Commons:GLAMwiki Toolset Project/Technical Architecture/Maintain versioned Metadata Sets

From Wikimedia Commons, the free media repository
Jump to navigation Jump to search

Maintain versioned Metadata Sets

[edit]

Why

[edit]
  1. Complete transparency of the provenance of an upload
    • By uploading the actual metadata set that was used to create the media files, it’s completely transparent to any Wikimedia Commonist what the basis of the upload is.
  2. Re-use of metadata sets without re-upload
    • If an improved mapping is created, an update of all the uploaded media file metadata can be accomplished without actual re-uploading the metadata set.
  3. Transparency of metadata set updates
    • If the original metadata set is uploaded in complete format and is then updated (with new or deleted media items or updated metadata of existing items) the “built in” versioning of MediaWiki allows for users/re-users of the metadata set to transparently choose a version to use, or to revert to an older version if a new version for some reason would be corrupt.
  4. Richer/more expressive metadata
    • The original metadata is very often richer/more expressive than what can be expressed in the default Wikimedia Commons templates - even the quite rich Artwork template.

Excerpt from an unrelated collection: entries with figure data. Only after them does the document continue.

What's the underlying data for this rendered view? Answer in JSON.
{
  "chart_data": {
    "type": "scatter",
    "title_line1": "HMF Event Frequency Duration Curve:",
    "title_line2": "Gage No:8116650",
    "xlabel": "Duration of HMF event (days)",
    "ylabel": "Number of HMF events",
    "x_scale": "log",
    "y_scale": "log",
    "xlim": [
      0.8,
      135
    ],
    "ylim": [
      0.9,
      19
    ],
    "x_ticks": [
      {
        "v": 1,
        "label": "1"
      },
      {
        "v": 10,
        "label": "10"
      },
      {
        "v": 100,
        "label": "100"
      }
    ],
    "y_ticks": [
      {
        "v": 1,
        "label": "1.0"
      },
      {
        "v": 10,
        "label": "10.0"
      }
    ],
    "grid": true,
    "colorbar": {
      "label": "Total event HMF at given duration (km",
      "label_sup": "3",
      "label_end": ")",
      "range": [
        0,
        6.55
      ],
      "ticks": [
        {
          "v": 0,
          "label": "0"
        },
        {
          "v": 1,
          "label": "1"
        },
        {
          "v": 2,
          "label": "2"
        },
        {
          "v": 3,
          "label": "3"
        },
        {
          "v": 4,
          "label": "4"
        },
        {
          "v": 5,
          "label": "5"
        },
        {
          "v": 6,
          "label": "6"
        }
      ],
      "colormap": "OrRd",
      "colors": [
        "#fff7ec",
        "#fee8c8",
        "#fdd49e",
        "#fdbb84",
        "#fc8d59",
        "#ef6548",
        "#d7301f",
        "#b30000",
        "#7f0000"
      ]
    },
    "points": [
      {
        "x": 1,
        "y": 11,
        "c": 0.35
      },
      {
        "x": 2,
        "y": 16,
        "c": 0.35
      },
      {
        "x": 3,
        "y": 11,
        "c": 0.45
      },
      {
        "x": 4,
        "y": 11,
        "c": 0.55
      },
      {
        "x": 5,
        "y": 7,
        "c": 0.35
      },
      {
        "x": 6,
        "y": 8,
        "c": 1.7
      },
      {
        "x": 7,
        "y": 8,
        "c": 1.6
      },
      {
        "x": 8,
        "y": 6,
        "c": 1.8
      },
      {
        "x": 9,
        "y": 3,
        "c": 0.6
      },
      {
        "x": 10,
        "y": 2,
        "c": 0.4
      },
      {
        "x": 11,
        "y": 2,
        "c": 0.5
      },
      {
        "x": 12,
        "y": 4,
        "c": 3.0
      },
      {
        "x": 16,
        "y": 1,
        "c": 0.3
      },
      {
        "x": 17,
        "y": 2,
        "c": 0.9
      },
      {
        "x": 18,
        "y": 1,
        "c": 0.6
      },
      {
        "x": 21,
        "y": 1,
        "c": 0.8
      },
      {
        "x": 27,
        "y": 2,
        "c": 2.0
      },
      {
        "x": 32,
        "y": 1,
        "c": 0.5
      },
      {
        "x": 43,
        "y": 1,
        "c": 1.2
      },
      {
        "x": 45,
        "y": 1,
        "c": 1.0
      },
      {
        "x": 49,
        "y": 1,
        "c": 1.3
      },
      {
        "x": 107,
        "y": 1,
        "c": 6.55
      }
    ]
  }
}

So while a mapping may then be lossy (not only due to incompatible data models, could simply be human error) the original metadata is available and a richer mapping can be performed without a need for a full re-upload of all metadata.
  5. Job queue throttling
    • Having the metadata set within the wiki makes it easier to throttle the creation of job queue jobs.
  6. New Commons templates
    • Let's say a GLAM uploads a number of historical maps using Artwork as the target template. Later, a specific Map template is introduced by the Commons community. A GLAM-tool user could then simply re-map that map collection to the Map template, again without the need for an actual re-upload of metadata.
  7. Connecting with Wikidata:Data collaborators
    • We thought that having the actual metadata would be something that the Wiki movement would be interested in, see Wikidata bulkuploads.


Requirements

[edit]
  • File sizes
    • can range from a few kilobytes to several megabytes.
    • max file-size is 100mb.
  • XML Schema - not required.
  • XML DTD - not required.
  • When metadata is in XML format, each record must consist of a single parent with many child
    • XML attribute lang= is the only one currently used and without user interaction
  • There is no need to display the Metadata sets in the wiki.
  • There is no need to edit the Metadata sets in the wiki.


Potential Solutions

[edit]
  1. Upload the Metadata Set to the File: namespace
    • upload metadata files to the wiki and store them as files using the user name as a unique identifier; thus Rijksmuseum.xml becomes File:Rijksmuseum-Dan-nl.xml.
    • add a category to the uploaded metadata files GWToolset Metadata Set for reference so that Metadata Sets can be found on the page Category:GWToolset_Metadata_Sets.
  2. Use ContentHandler
    • upload metadata files to the wiki and store them with ContentHandler as TextContent under the namespace GWToolset using the user name to create a unique path; thus Rijksmuseum.xml becomes Metadata_Sets/Dan-nl/Rijksmuseum.xml
    • Metadata Sets can then be found on the page Special:PrefixIndex/GWToolset:Metadata_Sets or Special:PrefixIndex/GWToolset:Metadata_Sets/Dan-nl
  3. “What I would suggest is a hybrid approach. The metadata file gets uploaded, and is stored using FileBackend class. (There's a couple extensions that store "files" without them being a file page. For example the Score extension stores the rendered files on the server, but its not attached to any file page). Once the xml file is on the server, use ContentHandler to make a new content type that stores a reference to the file [instead of the original file] (probably in the form of a mediawiki virtual file url).”
    -- http://thread.gmane.org/gmane.science.linguistics.wikipedia.technical/71536/focus=71839
    -- Bawolff (talk) 19:19, 31 Jul 2013 (UTC)
  4. Breakup the metadata records and store each one as a ContentHandler object in a new namespace, e.g. Original Metadata, pointing to a reference ContentHandler object in Original Metadata Sets. The concept is similar to how the new namespace Campaign is implemented.
    • the initial upload would store the XML file in the upload stash
    • a batch job would process the stash file, converting it into corresponding objects in the ContentHandler namespaces
    -- discussion with Multichill (talk) 07:03, 27 Sep 2013 (UTC)